To save other people some time, here is a code example to play a wav file from an online source (I'm personally fetching data from a text to speech API):
import urequests
from machine import I2S
from machine import Pin
from tempos import pm
pm.setPower(0x03, 1)
bck_pin = Pin(26) # Bit clock output
ws_pin = Pin(25) # Word clock output
sdout_pin = Pin(33) # Serial data output
response = urequests.get('http://example.com/sound.wav')
wavarray = bytearray()
wavarray.extend(response.content)
response.close()
#Adjust the shift parameter to increase or decrease the volume
I2S.shift(buf=wavarray, bits=16, shift=1) # Positive for left shift (volume increase by 6dB), negative for right shift (volume decrease by 6dB).
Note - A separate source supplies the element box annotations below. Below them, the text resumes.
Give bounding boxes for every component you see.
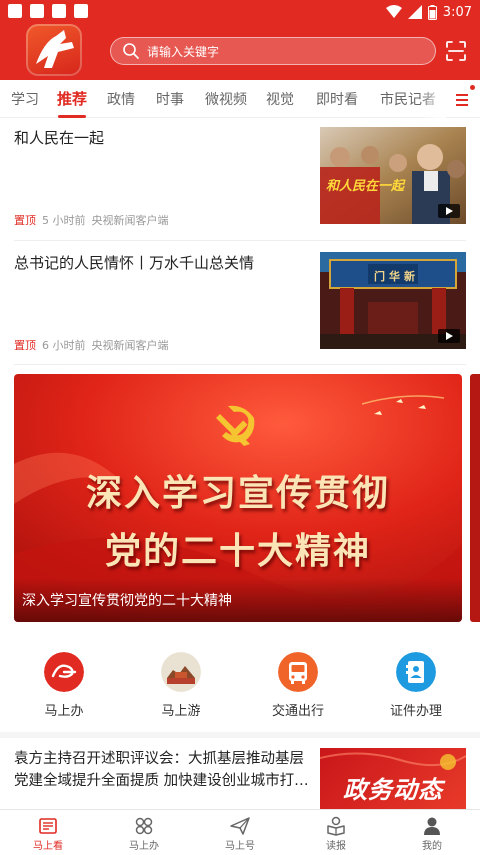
- notification-icon: [8, 4, 22, 18]
- nav-item-service[interactable]: 马上办: [96, 810, 192, 855]
- nav-item-mine[interactable]: 我的: [384, 810, 480, 855]
- active-tab-indicator: [58, 115, 86, 118]
- news-meta: 置顶 5 小时前 央视新闻客户端: [14, 212, 169, 228]
- news-title: 总书记的人民情怀丨万水千山总关情: [14, 254, 255, 272]
- news-thumbnail[interactable]: 和人民在一起: [320, 127, 466, 224]
- banner-caption-bar: 深入学习宣传贯彻党的二十大精神: [14, 578, 462, 622]
- news-time: 5 小时前: [42, 214, 86, 227]
- news-thumbnail[interactable]: 门华新: [320, 252, 466, 349]
- party-emblem-icon: [216, 405, 255, 446]
- app-screen: 3:07 请输入关键字 学习 推荐 政情 时事 微视频 视觉 即时看 市民记者 …: [0, 0, 480, 855]
- pinned-badge: 置顶: [14, 339, 36, 352]
- notification-icon: [30, 4, 44, 18]
- nav-item-reader[interactable]: 读报: [288, 810, 384, 855]
- tab-instant[interactable]: 即时看: [316, 89, 358, 109]
- banner-caption: 深入学习宣传贯彻党的二十大精神: [22, 593, 232, 609]
- bottom-nav: 马上看 马上办 马上号 读报 我的: [0, 809, 480, 855]
- channel-tabs: 学习 推荐 政情 时事 微视频 视觉 即时看 市民记者: [0, 80, 480, 118]
- tab-current-affairs[interactable]: 时事: [156, 89, 184, 109]
- news-source: 央视新闻客户端: [91, 214, 169, 227]
- quick-entries: 马上办 马上游 交通出行 证件办理: [0, 648, 480, 726]
- new-dot-badge: [470, 85, 475, 90]
- paper-plane-icon: [230, 817, 250, 835]
- travel-icon: [161, 652, 201, 692]
- section-separator: [0, 732, 480, 738]
- play-icon: [438, 329, 460, 343]
- quick-label: 交通出行: [271, 704, 324, 719]
- divider: [14, 364, 466, 365]
- news-source: 央视新闻客户端: [91, 339, 169, 352]
- news-time: 6 小时前: [42, 339, 86, 352]
- notification-icon: [52, 4, 66, 18]
- tab-politics[interactable]: 政情: [107, 89, 135, 109]
- nav-label: 马上办: [129, 841, 159, 852]
- id-card-icon: [396, 652, 436, 692]
- app-header: 3:07 请输入关键字: [0, 0, 480, 80]
- nav-item-watch[interactable]: 马上看: [0, 810, 96, 855]
- wifi-icon: [385, 5, 402, 18]
- divider: [14, 240, 466, 241]
- battery-icon: [427, 4, 437, 20]
- notification-icon: [74, 4, 88, 18]
- nav-label: 马上号: [225, 841, 255, 852]
- app-logo[interactable]: [26, 24, 82, 76]
- quick-item-transport[interactable]: 交通出行: [248, 648, 348, 726]
- news-thumbnail[interactable]: 政务动态: [320, 748, 466, 810]
- pinned-badge: 置顶: [14, 214, 36, 227]
- search-input[interactable]: 请输入关键字: [110, 37, 436, 65]
- status-time: 3:07: [442, 4, 472, 20]
- app-logo-icon: [36, 30, 74, 68]
- newspaper-icon: [39, 818, 57, 834]
- news-item[interactable]: 总书记的人民情怀丨万水千山总关情 置顶 6 小时前 央视新闻客户端 门华新: [0, 252, 480, 362]
- banner-next-peek[interactable]: [470, 374, 480, 622]
- quick-item-id-service[interactable]: 证件办理: [366, 648, 466, 726]
- search-placeholder: 请输入关键字: [147, 44, 220, 59]
- nav-label: 马上看: [33, 841, 63, 852]
- news-title: 和人民在一起: [14, 129, 105, 147]
- nav-item-account[interactable]: 马上号: [192, 810, 288, 855]
- apps-icon: [135, 817, 153, 835]
- banner-carousel[interactable]: 深入学习宣传贯彻 党的二十大精神 深入学习宣传贯彻党的二十大精神: [14, 374, 462, 622]
- cell-signal-icon: [407, 5, 422, 19]
- quick-item-travel[interactable]: 马上游: [131, 648, 231, 726]
- quick-label: 证件办理: [389, 704, 442, 719]
- tab-visual[interactable]: 视觉: [266, 89, 294, 109]
- tab-recommend[interactable]: 推荐: [57, 88, 87, 109]
- news-item[interactable]: 和人民在一起 置顶 5 小时前 央视新闻客户端 和人民在一起: [0, 127, 480, 237]
- banner-headline-2: 党的二十大精神: [104, 530, 371, 572]
- thumbnail-caption: 政务动态: [343, 775, 443, 804]
- tab-micro-video[interactable]: 微视频: [205, 89, 247, 109]
- bus-icon: [278, 652, 318, 692]
- status-bar: 3:07: [0, 0, 480, 24]
- nav-label: 我的: [422, 841, 442, 852]
- news-title[interactable]: 袁方主持召开述职评议会：大抓基层推动基层党建全域提升全面提质 加快建设创业城市打…: [14, 748, 310, 792]
- scan-icon[interactable]: [445, 40, 467, 62]
- thumbnail-caption: 和人民在一起: [326, 179, 405, 194]
- search-icon: [123, 43, 139, 59]
- banner-headline-1: 深入学习宣传贯彻: [85, 472, 390, 514]
- quick-label: 马上游: [161, 704, 201, 719]
- thumbnail-caption: 门华新: [374, 270, 419, 283]
- quick-label: 马上办: [44, 704, 84, 719]
- mashangban-icon: [44, 652, 84, 692]
- quick-item-mashangban[interactable]: 马上办: [14, 648, 114, 726]
- reader-icon: [327, 816, 345, 836]
- tab-study[interactable]: 学习: [11, 89, 39, 109]
- news-meta: 置顶 6 小时前 央视新闻客户端: [14, 337, 169, 353]
- user-icon: [424, 817, 440, 835]
- nav-label: 读报: [326, 841, 346, 852]
- play-icon: [438, 204, 460, 218]
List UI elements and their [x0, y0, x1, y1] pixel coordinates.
audio_out = I2S(0, sck=bck_pin, ws=ws_pin, sd=sdout_pin, mode=I2S.TX, bits=16, format=I2S.MONO, rate=24000, ibuf=2048)
audio_out.write(wavarray)
pm.setPower(0x03, 0)

@thiswillbeyourgithub: If you open a separate issue regarding the microphone I will share my initial findings, but I don't think it will be easy because Micropython appears to be lacking PDM support and polling the pin using Python is probably not fast enough to obtain proper audio data. Circuitpython does support PDM, so perhaps this could be ported if someone would be willing to do this.